There are several types of experience make someone a good editor, particularly in specialized fields like healthcare:

  • Industry-specific knowledge: A good editor should have extensive knowledge of the specific industry they are working in. For the healthcare industry, this includes understanding medical terminology, regulatory requirements, and the ability to communicate complex information accurately and clearly.
  • Extensive editing experience: Having a significant amount of hands-on experience in editing, especially within the relevant field, is crucial. This experience helps editors develop the skills needed to identify and correct errors, improve clarity, and ensure the overall quality of the content.
  • Freelancing and professional background: Experience in freelancing or other professional roles within the industry adds to an editor’s versatility and understanding of different content formats and audience needs.
  • Attention to detail: A good editor must have a keen eye for detail to catch grammatical errors, inconsistencies, and factual inaccuracies.
  • Adaptability and continuous learning: The ability to adapt to new trends, tools, and changes within the industry is important.
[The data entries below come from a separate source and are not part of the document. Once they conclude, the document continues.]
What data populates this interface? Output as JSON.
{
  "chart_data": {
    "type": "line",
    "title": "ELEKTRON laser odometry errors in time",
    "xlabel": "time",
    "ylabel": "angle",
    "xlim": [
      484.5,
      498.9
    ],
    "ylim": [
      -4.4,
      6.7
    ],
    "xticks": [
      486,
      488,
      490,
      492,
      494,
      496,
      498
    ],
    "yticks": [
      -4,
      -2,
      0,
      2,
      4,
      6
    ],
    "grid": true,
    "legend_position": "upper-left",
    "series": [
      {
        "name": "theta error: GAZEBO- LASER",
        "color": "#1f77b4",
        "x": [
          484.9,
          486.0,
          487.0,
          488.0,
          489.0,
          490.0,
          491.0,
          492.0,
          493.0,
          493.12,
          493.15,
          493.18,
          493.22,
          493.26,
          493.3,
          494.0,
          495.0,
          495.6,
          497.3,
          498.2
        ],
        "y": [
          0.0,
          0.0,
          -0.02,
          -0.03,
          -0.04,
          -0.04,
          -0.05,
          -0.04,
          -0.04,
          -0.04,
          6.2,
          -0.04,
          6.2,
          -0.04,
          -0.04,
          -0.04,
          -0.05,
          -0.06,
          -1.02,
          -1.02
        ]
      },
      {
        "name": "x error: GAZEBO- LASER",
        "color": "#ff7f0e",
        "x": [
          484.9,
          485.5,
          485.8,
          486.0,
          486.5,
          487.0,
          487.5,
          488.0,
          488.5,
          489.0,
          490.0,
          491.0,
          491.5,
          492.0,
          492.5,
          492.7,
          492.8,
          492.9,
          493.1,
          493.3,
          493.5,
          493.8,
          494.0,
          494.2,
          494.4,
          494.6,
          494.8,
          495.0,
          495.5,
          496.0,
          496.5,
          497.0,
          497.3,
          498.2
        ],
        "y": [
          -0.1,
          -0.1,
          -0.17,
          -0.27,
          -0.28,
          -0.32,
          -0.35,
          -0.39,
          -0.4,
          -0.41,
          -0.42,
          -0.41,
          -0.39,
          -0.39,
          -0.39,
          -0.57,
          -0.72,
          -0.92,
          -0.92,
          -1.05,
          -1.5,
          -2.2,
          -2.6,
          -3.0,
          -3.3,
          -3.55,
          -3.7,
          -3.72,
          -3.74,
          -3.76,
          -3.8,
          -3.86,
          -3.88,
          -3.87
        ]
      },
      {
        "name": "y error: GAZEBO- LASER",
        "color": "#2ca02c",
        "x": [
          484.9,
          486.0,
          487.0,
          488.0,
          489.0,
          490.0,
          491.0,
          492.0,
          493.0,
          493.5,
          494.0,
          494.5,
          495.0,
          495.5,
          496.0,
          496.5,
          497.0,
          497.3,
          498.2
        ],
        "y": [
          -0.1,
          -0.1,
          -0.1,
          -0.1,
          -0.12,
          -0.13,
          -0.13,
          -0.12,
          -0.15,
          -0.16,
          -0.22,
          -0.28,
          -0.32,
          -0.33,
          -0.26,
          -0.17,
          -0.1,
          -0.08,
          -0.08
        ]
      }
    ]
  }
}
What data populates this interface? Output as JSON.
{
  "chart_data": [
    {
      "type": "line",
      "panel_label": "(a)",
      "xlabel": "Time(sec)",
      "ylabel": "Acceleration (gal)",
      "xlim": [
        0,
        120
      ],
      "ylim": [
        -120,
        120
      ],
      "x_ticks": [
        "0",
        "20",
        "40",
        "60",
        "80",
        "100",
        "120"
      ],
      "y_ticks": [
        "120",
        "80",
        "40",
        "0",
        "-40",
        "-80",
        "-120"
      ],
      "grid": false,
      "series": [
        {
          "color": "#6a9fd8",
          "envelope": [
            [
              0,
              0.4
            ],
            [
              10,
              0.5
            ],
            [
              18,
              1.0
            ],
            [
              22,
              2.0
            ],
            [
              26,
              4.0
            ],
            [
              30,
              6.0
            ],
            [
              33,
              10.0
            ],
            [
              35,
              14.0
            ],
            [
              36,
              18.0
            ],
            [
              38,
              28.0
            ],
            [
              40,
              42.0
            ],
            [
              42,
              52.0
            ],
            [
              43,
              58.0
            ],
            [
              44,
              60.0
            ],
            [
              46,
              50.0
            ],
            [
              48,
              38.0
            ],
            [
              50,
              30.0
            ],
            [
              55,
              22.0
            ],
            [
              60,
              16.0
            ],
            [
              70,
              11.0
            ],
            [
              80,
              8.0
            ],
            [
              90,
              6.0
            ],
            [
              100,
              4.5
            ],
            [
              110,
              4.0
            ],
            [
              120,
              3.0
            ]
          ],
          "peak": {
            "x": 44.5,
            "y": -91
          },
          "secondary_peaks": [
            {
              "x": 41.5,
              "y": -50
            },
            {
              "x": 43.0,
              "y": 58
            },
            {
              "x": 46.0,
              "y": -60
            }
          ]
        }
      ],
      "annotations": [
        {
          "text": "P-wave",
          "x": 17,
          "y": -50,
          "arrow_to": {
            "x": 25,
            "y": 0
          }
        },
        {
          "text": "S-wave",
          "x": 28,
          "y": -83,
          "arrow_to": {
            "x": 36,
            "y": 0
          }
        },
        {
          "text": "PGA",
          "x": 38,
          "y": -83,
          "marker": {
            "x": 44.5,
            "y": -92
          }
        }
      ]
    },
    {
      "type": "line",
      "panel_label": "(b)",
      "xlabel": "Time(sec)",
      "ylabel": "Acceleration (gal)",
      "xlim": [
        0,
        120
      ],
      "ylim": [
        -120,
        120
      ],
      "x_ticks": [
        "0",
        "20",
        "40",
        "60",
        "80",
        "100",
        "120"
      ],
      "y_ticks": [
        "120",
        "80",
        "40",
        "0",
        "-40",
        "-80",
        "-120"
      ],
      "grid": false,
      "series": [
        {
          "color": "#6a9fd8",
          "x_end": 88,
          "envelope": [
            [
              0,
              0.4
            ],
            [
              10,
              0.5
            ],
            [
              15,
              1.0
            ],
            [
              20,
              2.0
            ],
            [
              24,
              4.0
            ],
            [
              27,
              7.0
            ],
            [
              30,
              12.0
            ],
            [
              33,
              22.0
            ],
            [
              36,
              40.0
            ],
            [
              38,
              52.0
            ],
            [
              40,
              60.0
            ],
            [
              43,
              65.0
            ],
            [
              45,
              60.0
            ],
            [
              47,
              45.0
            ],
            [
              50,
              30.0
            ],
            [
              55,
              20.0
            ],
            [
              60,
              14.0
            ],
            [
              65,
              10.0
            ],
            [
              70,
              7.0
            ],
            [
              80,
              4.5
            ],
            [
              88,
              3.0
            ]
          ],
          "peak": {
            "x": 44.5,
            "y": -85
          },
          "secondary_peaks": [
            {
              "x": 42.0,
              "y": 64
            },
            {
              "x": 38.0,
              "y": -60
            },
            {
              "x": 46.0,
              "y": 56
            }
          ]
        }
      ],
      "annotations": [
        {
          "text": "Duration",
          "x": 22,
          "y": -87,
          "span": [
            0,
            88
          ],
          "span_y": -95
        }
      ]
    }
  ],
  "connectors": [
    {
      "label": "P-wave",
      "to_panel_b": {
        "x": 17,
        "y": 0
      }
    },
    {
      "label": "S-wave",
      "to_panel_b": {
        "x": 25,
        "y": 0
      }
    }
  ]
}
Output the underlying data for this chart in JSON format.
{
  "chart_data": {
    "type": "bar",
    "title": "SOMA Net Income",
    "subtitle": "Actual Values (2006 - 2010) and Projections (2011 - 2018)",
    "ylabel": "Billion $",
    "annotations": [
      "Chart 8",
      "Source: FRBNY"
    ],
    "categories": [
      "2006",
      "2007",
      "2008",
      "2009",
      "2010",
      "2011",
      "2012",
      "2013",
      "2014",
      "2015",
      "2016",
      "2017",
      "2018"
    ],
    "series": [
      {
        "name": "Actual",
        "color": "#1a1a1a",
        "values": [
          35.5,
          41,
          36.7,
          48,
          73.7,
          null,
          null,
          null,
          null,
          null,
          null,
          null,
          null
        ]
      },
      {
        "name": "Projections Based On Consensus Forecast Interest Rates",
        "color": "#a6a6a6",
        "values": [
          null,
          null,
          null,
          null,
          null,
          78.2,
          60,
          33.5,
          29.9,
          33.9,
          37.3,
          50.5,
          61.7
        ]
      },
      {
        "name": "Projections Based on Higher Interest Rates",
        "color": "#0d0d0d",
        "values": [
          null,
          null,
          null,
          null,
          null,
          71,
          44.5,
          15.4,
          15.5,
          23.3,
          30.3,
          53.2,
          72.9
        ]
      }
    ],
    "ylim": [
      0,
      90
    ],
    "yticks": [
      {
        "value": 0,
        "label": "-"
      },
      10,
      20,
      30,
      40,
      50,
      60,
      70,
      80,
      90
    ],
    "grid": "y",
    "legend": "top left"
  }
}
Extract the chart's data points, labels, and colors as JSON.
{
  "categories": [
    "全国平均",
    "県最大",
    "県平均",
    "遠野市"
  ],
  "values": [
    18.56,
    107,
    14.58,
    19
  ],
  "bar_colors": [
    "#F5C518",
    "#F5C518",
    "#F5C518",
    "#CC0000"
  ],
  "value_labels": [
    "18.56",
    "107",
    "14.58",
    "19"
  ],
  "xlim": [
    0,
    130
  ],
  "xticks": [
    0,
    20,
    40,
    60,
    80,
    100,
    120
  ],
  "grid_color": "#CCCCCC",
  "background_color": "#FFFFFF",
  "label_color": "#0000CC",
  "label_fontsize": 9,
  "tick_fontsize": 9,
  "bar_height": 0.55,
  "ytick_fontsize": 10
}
Continuous learning ensures that an editor remains current with the latest standards and best practices.

Editing for the healthcare industry requires a deep understanding of medical terminology, regulatory standards and the ability to convey complex information clearly and accurately using plain language. A specialized editor ensures that the content is not only grammatically correct but also reliable and trustworthy for the intended audience.